Finerenone confers consistent cardiorenal benefits in patients with CKD and T2D regardless of SGLT-2i use

In patients with chronic kidney disease (CKD) and type 2 diabetes (T2D) who were receiving the novel nonsteroidal MRA* finerenone, use of SGLT-2is** at baseline did not influence treatment outcomes, according to a subgroup analysis of the FIDELITY*** trial presented at ASN 2021.

“Despite SGLT-2i treatment being recommended for patients with CKD and T2D, further options are needed,” said Professor Peter Rossing from the University of Copenhagen, Denmark, during his virtual presentation.

In two separate trials, canagliflozin and dapagliflozin reduced the risk of kidney disease progression on top of RAS^# inhibition in patients with CKD with or without T2D. [N Engl J Med 2019;380:2295-2306; N Engl J Med 2020;383:1436-1446] “However, residual risks remained. [Therefore,] SGLT-2i treatment is probably not sufficient alone,” Rossing pointed out. “We need to do more for our patients than RAS and SGLT-2 inhibition. Maybe combining SGLT-2is and finerenone is a way to go.”

Preclinical data reflect the benefit of an SGLT-2i-finerenone combination. Reductions in the incidences of cardiac fibrosis and survival were seen with either empagliflozin or finerenone monotherapy, more so with a combination of the two agents. [Am J Nephrol 2021;52:642-652]

Rossing and colleagues conducted a pooled analysis using patient data sets from the FIDELIO-DKD and FIGARO-DKD trials. The combined cohort comprised >13,000 patients with T2D and CKD who were on optimized RAS inhibitor therapy. Of these, 877 were on an SGLT-2i. Participants were randomized to receive either finerenone or placebo. [ASN 2021, abstract SA-OR22]

Compared with placebo, finerenone led to reductions in the cardiovascular (CV) composite endpoint^## regardless of SGLT-2i use (adjusted hazard ratios [adjHRs], 0.63 and 0.87 [with and without SGLT-2is, respectively]; p_interaction=0.41). The effect was similar for HHF^## (adjHRs, 0.45 and 0.80; p_interaction=0.16).

Similarly, renal benefit was consistent regardless of baseline SGLT-2i use. Reductions in the kidney composite endpoint^## were seen with finerenone vs placebo among those who were (adjHR, 0.42) and were not on SGLT-2is (adjHR, 0.80; p_interaction=0.29). The 40-percent eGFR^### reduction from baseline was also achieved with finerenone regardless whether patients were on SGLT-2is (adjHR, 0.70) or not (adjHR, 0.84; p_interaction=0.59).

“[The] p values for interaction [in both CV and kidney outcomes] were not significant, indicating that the benefit of finerenone is similar whether or not patients are treated with an SGLT-2i,” explained Rossing.

Finerenone also conferred reductions in UACR^###, both among those who were (–37 percent) and were not on SGLT-2is (–32 percent). “[These imply that] finerenone improved albuminuria in patients with T2D and CKD irrespective of SGLT-2i use at baseline. Reduction in albuminuria is a surrogate endpoint, which is associated with a lower risk of kidney disease progression or low risk for CV events or mortality,” said Rossing.

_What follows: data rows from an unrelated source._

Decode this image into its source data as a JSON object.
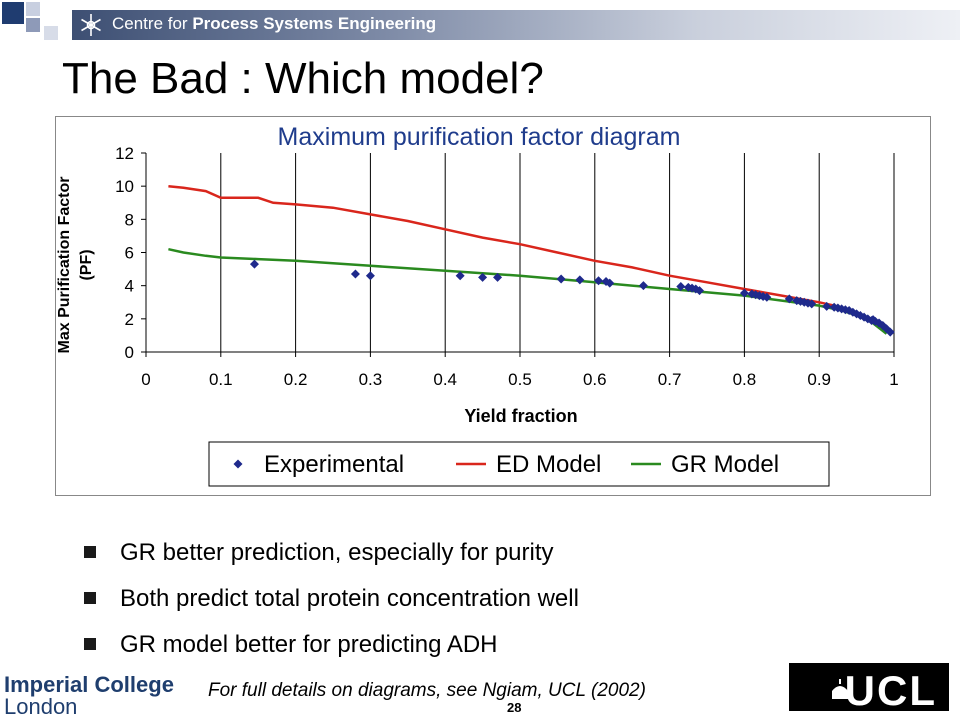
{
  "header": {
    "institution_prefix": "Centre for ",
    "institution_bold": "Process Systems Engineering"
  },
  "slide": {
    "title": "The Bad : Which model?",
    "bullets": [
      "GR better prediction, especially for purity",
      "Both predict total protein concentration well",
      "GR model better for predicting ADH"
    ],
    "footnote": "For full details on diagrams, see Ngiam, UCL (2002)",
    "page_number": "28"
  },
  "footer": {
    "imperial_line1": "Imperial College",
    "imperial_line2": "London",
    "ucl_label": "UCL"
  },
  "colors": {
    "ed_model": "#d9261c",
    "gr_model": "#2a8a1f",
    "experimental": "#1f2a8c",
    "chart_title": "#1f3c8c"
  },
  "chart_data": {
    "type": "scatter",
    "title": "Maximum purification factor diagram",
    "xlabel": "Yield fraction",
    "ylabel_line1": "Max Purification Factor",
    "ylabel_line2": "(PF)",
    "xlim": [
      0,
      1
    ],
    "ylim": [
      0,
      12
    ],
    "xticks": [
      0,
      0.1,
      0.2,
      0.3,
      0.4,
      0.5,
      0.6,
      0.7,
      0.8,
      0.9,
      1
    ],
    "xtick_labels": [
      "0",
      "0.1",
      "0.2",
      "0.3",
      "0.4",
      "0.5",
      "0.6",
      "0.7",
      "0.8",
      "0.9",
      "1"
    ],
    "yticks": [
      0,
      2,
      4,
      6,
      8,
      10,
      12
    ],
    "ytick_labels": [
      "0",
      "2",
      "4",
      "6",
      "8",
      "10",
      "12"
    ],
    "grid": "vertical",
    "legend": "bottom",
    "series": [
      {
        "name": "Experimental",
        "kind": "points",
        "x": [
          0.145,
          0.28,
          0.3,
          0.42,
          0.45,
          0.47,
          0.555,
          0.58,
          0.605,
          0.615,
          0.62,
          0.665,
          0.715,
          0.725,
          0.73,
          0.735,
          0.74,
          0.8,
          0.81,
          0.815,
          0.82,
          0.825,
          0.83,
          0.86,
          0.87,
          0.875,
          0.88,
          0.885,
          0.89,
          0.91,
          0.92,
          0.925,
          0.93,
          0.935,
          0.94,
          0.945,
          0.95,
          0.955,
          0.96,
          0.965,
          0.97,
          0.972,
          0.975,
          0.98,
          0.985,
          0.99,
          0.995
        ],
        "y": [
          5.3,
          4.7,
          4.6,
          4.6,
          4.5,
          4.5,
          4.4,
          4.35,
          4.3,
          4.25,
          4.15,
          4.0,
          3.95,
          3.9,
          3.85,
          3.8,
          3.7,
          3.55,
          3.5,
          3.45,
          3.4,
          3.35,
          3.3,
          3.2,
          3.1,
          3.05,
          3.0,
          2.95,
          2.9,
          2.75,
          2.7,
          2.65,
          2.6,
          2.55,
          2.5,
          2.4,
          2.3,
          2.2,
          2.1,
          2.0,
          1.9,
          1.95,
          1.85,
          1.75,
          1.6,
          1.4,
          1.2
        ]
      },
      {
        "name": "ED Model",
        "kind": "line",
        "x": [
          0.03,
          0.05,
          0.08,
          0.1,
          0.15,
          0.17,
          0.2,
          0.25,
          0.3,
          0.35,
          0.4,
          0.45,
          0.5,
          0.55,
          0.6,
          0.65,
          0.7,
          0.75,
          0.8,
          0.85,
          0.9,
          0.93,
          0.95,
          0.97,
          0.99
        ],
        "y": [
          10.0,
          9.9,
          9.7,
          9.3,
          9.3,
          9.0,
          8.9,
          8.7,
          8.3,
          7.9,
          7.4,
          6.9,
          6.5,
          6.0,
          5.5,
          5.1,
          4.6,
          4.2,
          3.8,
          3.4,
          3.0,
          2.7,
          2.3,
          1.9,
          1.2
        ]
      },
      {
        "name": "GR Model",
        "kind": "line",
        "x": [
          0.03,
          0.05,
          0.08,
          0.1,
          0.15,
          0.2,
          0.3,
          0.4,
          0.5,
          0.6,
          0.7,
          0.8,
          0.85,
          0.9,
          0.93,
          0.95,
          0.97,
          0.99
        ],
        "y": [
          6.2,
          6.0,
          5.8,
          5.7,
          5.6,
          5.5,
          5.2,
          4.9,
          4.6,
          4.2,
          3.8,
          3.4,
          3.1,
          2.8,
          2.5,
          2.2,
          1.8,
          1.1
        ]
      }
    ]
  }
}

Safety outcomes with finerenone also remained consistent irrespective of SGLT-2i use. There were no major differences in rates of adverse events (AEs) leading to treatment discontinuation (4.1 percent [SGLT-2i] vs 6.5 percent [no SGLT-2i]) or serious AEs leading to discontinuation (1.6 percent vs 2.3 percent). For hyperkalaemia leading to discontinuation, the rates were lower with vs without SGLT-2is (1.1 percent vs 1.7 percent). “[Nonetheless,] we need more data to substantiate this,” said Rossing.

“Further studies are required to clarify any additional clinical benefits with combined finerenone and SGLT-2i therapies in this patient population,” Rossing concluded.